Faşizme karşı en geniş cephe
Komisyon hem barış hem demokrasi vurgusuyla kurulmuş olsa da iktidar blokunun faşizmi kurumsallaştırma yürüyüşü kesintisiz devam ediyor. Öte yandan kamuoyu araştırmaları iktidar blokunun çoğunluğu kaybettiğini gösteriyor. Hız kesmeyen CHP mitingleri farklı kesimlerin rejimden hoşnutsuzluğunun sokaklarda dile getirildiği kitle gösterilerine dönüşüyor. Bu koşullarda muhalif güçler, özel olarak DEM Parti ve CHP ne türden bir ilişki içinde olmalıdır? Müzakere ve mücadele diyalektiğinin hayata geçirilmesi ve en geniş antifaşist güçlerin birliği açısından erken seçim talebi ön açıcı bir rol oynayabilir mi?
İktidar tarafından komisyon kurulduğu süreçte de hiçbir zaman barışın vurgusu yapılmamıştır, bu anlamda zaten geri adım attığı söylenemez. Faşizmin kurumsallaşma adımlarını bugün belki de en çok hisseden biz LGBTİ+larız. Aile yılı politikaları, Hormon kullanımının 21 yaşa çekilmesi; iktidarın LGBTİ+lara yönelik ilan ettiği savaş politikalarının adımlarından.
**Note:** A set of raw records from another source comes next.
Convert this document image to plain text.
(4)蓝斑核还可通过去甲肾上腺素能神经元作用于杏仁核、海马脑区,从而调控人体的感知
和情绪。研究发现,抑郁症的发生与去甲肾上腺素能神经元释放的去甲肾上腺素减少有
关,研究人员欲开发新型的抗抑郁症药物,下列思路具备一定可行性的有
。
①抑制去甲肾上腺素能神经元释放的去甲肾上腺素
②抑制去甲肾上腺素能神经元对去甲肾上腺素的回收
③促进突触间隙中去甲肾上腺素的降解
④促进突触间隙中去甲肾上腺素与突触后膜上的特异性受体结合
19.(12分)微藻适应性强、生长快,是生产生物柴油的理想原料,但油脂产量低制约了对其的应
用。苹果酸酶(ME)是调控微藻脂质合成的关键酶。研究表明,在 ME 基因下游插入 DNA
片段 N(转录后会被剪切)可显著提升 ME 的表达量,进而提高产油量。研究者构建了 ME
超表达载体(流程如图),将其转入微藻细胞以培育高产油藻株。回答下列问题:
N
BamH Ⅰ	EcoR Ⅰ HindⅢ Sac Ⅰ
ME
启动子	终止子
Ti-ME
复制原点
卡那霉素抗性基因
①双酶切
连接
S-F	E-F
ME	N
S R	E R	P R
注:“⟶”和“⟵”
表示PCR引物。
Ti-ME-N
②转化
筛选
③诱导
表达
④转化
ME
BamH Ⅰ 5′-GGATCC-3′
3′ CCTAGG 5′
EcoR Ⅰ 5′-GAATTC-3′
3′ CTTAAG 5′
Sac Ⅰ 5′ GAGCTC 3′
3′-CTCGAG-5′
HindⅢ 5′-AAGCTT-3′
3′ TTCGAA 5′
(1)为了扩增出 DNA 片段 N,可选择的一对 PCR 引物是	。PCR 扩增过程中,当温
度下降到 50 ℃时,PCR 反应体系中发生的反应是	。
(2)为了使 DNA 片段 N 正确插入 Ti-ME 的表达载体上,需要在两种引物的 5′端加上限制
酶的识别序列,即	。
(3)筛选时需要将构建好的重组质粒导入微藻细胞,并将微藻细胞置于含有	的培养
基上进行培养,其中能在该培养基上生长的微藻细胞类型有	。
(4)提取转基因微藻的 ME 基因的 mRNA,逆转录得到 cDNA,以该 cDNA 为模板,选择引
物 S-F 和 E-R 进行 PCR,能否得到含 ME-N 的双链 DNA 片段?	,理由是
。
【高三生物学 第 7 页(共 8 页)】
7 Haziran’ın ardından Kürt halkının iradesini gasp etmeye yönelik adımların 19 Mart süreçlerinden itibaren CHP belediyelerinde de yaşandığını görüyoruz. Belediye başkanlarının tutuklandığı, kent uzlaşısının kriminalize edildiği, CHP’ye kayyım atandığı bir süreç izledik. CHP’nin bugün yaşadıklarının o dönem yürüttüğü politikalarının sebep olduğunu söylemenin bir anlamı yok.
Faşizmin inşasında etkilenen halklarsa bugün elbette bunu geride bırakarak en geniş anti-faşist blokun kurulması gerekmektedir. Bu blokta ezilen bütün toplumsal kesimlere yer verilmeli, “halk buna hazır değil” denerek, devrimciler tarafından dâhi, dışarda bırakılmaya en yatkın kesim olan LGBTİ+ların mücadeleleri göz ardı edilmemelidir. LGBTİ+lar da elbette bunun sorumluluğunu alacaktır. Burada kurulacak iradenin talebi ise her seferinde toplumu yılgınlığa sürükleyen, başarısız olmanın yıkımı olan erken seçim değil, toplumsal barış, özgürlük için kolektif mücadele olmalıdır.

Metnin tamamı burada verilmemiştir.